Gym douce, danse ou encore balnéothérapie, les médiations animées par Mélanie Urvoy, psychomotricienne, sont centrées sur le corps et le travail des sens pour « harmoniser la sphère affective et émotionnelle, le corps et l’esprit, leur faire retrouver une meilleure représentation d’eux-mêmes et les aider à habiter leur corps, souvent détaché de leur sensation », explique-t-elle.
L’art-thérapeute, Barbara Maison-Loudoux, va chercher à « remobiliser l’imaginaire et la créativité ». Sarah, par exemple, apprécie tout particulièrement les activités de modelage avec la terre. « Nous travaillons sur ce qu’elles ont à raconter par le biais de la création », précise l’art-thérapeute. Des œuvres collectives sont également au programme, telles que des fresques, pour apprendre à faire de la place à l’autre. « La maladie prend tellement de place que l’autre n’existe pas », avance Mélanie Urvoy. Et finalement, « elles sont très soutenantes les unes envers les autres, des liens d’amitié forts se créent », constate Barbara Maison-Loudoux.
En avril, une éducatrice spécialisée est venue renforcer l’équipe. Audrey Paveau est notamment en charge de la guidance familiale. « Je propose des outils aux parents pour rendre le quotidien plus facile, comme le recours à des tableaux pour l’organisation des tâches ou des techniques de relaxation pour gérer ses émotions », raconte-t-elle.
La cadre de santé Chloé Pénabaille anime des séances de psychoéducation. « On travaille sur les connaissances que les patients ont de leur propre maladie et ses impacts, et on les renforce », décrit-elle. De son côté, la diététicienne Sophie Nicolich organise des ateliers culinaires. Elle définit aussi pour chaque patient une feuille de route alimentaire à la fois pour les repas pris au sein de la structure, mais aussi pour ceux pris au domicile.
La Dr Fabienne Perdereau, psychiatre, a récemment rejoint la structure. « Mon rôle est d’y développer la thérapie multifamiliale, qui consiste à réunir plusieurs familles pour leur permettre de s’entraider et d’échanger autour d’activités ludiques et créatives », explique-t-elle. La psychiatre travaille notamment sur la redistribution des rôles au sein de la famille, pour aider « à retrouver de la souplesse dans le fonctionnement ».

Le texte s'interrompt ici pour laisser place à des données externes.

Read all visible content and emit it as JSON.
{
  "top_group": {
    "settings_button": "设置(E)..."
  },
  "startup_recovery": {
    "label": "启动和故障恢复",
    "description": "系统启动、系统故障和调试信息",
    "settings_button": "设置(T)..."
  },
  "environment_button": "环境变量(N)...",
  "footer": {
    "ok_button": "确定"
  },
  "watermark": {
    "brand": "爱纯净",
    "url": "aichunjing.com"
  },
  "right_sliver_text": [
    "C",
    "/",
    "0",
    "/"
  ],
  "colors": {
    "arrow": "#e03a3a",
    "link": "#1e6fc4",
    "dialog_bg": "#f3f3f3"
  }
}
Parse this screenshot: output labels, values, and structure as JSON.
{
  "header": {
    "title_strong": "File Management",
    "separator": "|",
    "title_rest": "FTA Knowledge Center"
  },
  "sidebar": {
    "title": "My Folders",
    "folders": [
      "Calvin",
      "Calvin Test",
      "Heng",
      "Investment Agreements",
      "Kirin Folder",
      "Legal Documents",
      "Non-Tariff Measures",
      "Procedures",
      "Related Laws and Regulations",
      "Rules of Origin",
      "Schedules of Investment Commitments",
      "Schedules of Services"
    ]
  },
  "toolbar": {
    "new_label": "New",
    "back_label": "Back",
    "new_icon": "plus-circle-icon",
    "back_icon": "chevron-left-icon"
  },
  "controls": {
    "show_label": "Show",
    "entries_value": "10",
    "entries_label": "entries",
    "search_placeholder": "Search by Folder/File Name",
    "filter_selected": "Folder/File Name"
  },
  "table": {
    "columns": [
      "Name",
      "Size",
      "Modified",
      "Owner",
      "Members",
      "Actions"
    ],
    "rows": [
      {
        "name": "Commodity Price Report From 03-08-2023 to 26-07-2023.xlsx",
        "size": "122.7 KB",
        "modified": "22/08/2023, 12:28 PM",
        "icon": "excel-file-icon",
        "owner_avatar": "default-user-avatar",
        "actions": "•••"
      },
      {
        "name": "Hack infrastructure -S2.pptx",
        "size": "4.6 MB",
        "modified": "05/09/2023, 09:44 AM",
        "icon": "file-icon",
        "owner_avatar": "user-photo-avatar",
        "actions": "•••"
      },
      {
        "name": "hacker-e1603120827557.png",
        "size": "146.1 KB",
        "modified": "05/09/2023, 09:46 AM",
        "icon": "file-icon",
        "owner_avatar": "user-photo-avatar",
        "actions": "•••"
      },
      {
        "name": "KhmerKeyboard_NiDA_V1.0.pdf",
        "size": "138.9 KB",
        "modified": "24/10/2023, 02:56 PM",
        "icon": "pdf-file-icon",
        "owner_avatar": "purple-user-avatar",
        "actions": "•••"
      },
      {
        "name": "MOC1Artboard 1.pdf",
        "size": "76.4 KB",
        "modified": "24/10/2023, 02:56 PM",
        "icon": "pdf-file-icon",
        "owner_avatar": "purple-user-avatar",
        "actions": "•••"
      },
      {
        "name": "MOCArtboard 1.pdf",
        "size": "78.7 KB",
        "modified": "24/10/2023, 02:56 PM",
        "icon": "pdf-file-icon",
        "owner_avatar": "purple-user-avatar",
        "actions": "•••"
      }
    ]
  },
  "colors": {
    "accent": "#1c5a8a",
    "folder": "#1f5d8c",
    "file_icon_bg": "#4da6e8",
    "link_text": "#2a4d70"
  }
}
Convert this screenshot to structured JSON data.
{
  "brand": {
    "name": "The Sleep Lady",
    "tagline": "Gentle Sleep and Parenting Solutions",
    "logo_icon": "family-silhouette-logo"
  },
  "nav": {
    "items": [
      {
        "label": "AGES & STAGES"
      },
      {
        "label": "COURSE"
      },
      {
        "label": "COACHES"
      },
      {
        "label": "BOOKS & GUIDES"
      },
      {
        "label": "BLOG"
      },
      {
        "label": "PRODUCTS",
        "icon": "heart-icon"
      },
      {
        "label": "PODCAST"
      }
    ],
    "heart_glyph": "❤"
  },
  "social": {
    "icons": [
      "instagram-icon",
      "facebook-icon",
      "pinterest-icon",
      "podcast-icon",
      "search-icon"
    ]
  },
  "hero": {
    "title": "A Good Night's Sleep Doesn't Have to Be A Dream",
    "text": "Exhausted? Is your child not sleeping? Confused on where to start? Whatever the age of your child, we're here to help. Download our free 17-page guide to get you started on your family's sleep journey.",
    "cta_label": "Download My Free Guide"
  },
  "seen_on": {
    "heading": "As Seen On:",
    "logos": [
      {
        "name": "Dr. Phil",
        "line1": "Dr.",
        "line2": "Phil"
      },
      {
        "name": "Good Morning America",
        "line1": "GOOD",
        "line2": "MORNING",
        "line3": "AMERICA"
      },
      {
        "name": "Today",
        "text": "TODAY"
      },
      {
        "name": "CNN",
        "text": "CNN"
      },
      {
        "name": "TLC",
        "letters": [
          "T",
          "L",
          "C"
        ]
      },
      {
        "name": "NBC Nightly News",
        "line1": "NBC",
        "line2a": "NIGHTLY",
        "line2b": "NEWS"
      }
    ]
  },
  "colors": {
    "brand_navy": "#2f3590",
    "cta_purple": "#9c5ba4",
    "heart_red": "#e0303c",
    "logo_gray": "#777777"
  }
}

Retrouver le lien avec les autres
La scolarité, assurée par une équipe pédagogique de l’Éducation nationale, est généralement introduite rapidement dans le parcours. « La maladie coupe souvent de l’environnement. Avec les cours, les adolescents retrouvent au fur et à mesure le lien avec les autres », relève la Dr Bréan. Les cours, qui se font par niveau scolaire, ont lieu dans des locaux dédiés, en commun avec les autres patients de la clinique. Le nombre de cours par semaine augmente progressivement et n’excède pas 15 heures.
Les équipes pédagogique et soignante sont en contact régulier. « Nous apportons aux professeurs des éléments utiles pour leur permettre de s’adapter à chaque élève dans le respect du secret médical », indique la Dr Bréan.
Au-delà d’un accueil restreint lors du premier confinement, la pandémie a chamboulé les habitudes des repas. « Nous avions l’habitude d’être deux soignants à table avec nos patients, mais depuis novembre, nous ne pouvons plus manger avec eux », regrette la psychiatre référente. De plus, les patients n’ont plus accès au self, qui leur permettait « de choisir leurs plats, une étape intéressante avant le retour à la cantine scolaire », poursuit-elle.
« L’hôpital de jour avait été pensé pour accueillir 16 patients, et très vite, ce taux a été dépassé », raconte la Dr Bréan. L’unité espère pouvoir accueillir 25 patients à la rentrée de septembre. Une équipe mobile devrait également être mise en place.